The six-day DCM Cape Pioneer Trek mountain bike stage race (18 to 23 October) in the Klein Karoo and Garden route is slowly but surely becoming a ‘must-do’ ride for international riders.
Carel Herholdt, Dryland Event Management, said on Monday (7 June) that twelve international teams have already entered.
The big news is that Switzerland’s Christoph Sauser (Specialized), multiple world champion, who just won the four-day Trans- Germany tour, and who is currently ranked as the 10th best cross-country rider in the world, has indicated that he will be competing for the second time.
It will be interesting to see whether Sauser and his ABSA Cape Epic team-mate, Burry Stander, will team up for the DCM Cape Pioneer Trek. They finished third overall in this year’s Epic.
Switzerland’s Nathalie Schneitter, who is currently ranked as the 15th best female cross-country rider in world, has just confirmed her participation – she will be riding with a deaf female teammate and will add welcome spice to the ladies’ category.
Herholdt promises that the DCM Cape Pioneer Trek will be even more special this year than it was last year.
“Our objective with this race is to create a cycling event that exposes South African athletes and their overseas counterparts to our beautiful Karoo and Garden Route scenery. It should also contribute to the socio-economic upliftment of our community partners, as well as the conservation of the ecologically sensitive areas on the route.
“As far as participation is concerned, we realize that South Africa has long needed a race where the main focus is on attracting the local riders. After all, they are the people who purchase the products of our sponsors. However, from a tourism perspective, the value of the overseas competitors cannot be underestimated, especially the revenue that they bring to the small communities involved in this event.
“The ever escalating socio-economic challenges that face rural towns are of huge concern. We, the more advantaged urban dwellers, have a responsibility to help the rural poor. Partnerships with the impoverished, but nevertheless enthusiastic, rural communities will ultimately determine the success of this event. The tour belongs to everyone we pass by on our bikes.
“For us as the organizers, conservation is also very important. We firmly believe in the slogan ‘conservation through utilization’.
“We also believe that knowledge is power and, therefore, by educating cyclists about environmental issues, we build a powerful force of ambassadors who can take conservation to a new level,” Herholdt said.
The DCM Cape Pioneer Trek is inherently a mountain biking tour that is organized by people who do not just make idle promises but are truly passionate about the sport.

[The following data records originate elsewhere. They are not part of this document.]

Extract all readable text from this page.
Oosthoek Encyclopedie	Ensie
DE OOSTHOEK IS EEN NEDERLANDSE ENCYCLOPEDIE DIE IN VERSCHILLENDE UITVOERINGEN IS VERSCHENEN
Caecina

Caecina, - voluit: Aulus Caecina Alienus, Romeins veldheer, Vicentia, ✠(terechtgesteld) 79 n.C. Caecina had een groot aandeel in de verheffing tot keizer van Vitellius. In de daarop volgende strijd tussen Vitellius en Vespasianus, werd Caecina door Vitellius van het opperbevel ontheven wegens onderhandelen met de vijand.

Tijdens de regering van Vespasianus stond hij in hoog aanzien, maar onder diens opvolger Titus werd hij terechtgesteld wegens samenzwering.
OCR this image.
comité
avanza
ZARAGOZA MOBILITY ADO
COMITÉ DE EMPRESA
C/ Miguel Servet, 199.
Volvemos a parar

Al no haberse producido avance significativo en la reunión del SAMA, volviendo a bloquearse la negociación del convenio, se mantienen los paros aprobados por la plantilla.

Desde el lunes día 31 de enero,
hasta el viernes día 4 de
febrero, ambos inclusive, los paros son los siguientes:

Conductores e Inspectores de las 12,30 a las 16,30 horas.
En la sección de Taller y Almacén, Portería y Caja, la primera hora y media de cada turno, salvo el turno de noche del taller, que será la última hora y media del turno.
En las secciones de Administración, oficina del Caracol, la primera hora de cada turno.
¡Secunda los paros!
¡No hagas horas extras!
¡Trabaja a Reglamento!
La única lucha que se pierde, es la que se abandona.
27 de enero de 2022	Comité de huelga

During the past few years Herholdt, Henco Rademeyer and Katot Meyer have proven themselves to be masters when it comes to putting together mountain bike races.
Races like the Chandelier, MTN Attakwas Extreme and Red Stone Mountain Bike and Trail run weekend are excellent proofs of the ability of the organizers of the Dryland Team, because they have all been voted by the riders to be included in the list of most popular races on the local calendar.
The success of the Dryland Team can be attributed to their belief that each race should be a true mountain biking adventure.
Any mountain biker, who enters for a race that was organized by the Dryland Team, has reason to expect that he will ride on sections where no other cyclist has ever been.
“The challenge we set to ourselves with each race, is to find single track, jeep track sections and cattle paths that will truly be virgin territory for mountain bikers. We don’t necessarily build new tracks; we utilize the terrain and paths used by the animals, humans and vehicles in the area.
“The unique aspect about the race will be the great bio-diversity that the riders will ride through. In six days of racing they will go through parts of the Klein Karoo, the Garden Route, the Groot Karoo and even through arid semi-desert areas – truly traversing cycling’s heartland.
“The riders will also be challenged by three serious mountain passes, i.e. the Attakwas, Swartberg and Duiwelskop Passes.
“But I want to make one thing quite clear. In spite of the fact that, after a first glance at the route profiles, it might seem like an ‘undoable’ challenge, it is certainly not the case.
“An average mountain biker who is fit will be able to complete the tour. We will not be totally inflexible as far as the cut-off time for each stage is concerned. It is true that a race of this calibre should have cut-off times, because riders can not be allowed to keep riding through the night, but we will be lenient, where needed”
According to Herholdt the first stage of the tour, basically a less challenging version of the Attakwas Extreme race, i.e. from Oudtshoorn to Mossel Bay, will be a definite highlight of the tour. The only similarities will be the actual 25 odd km through the kloof, the rest has been scaled down slightly. Stage three, when the riders will get the opportunity to ride through the foothills Kammanassie Nature Reserve, will also be very special.”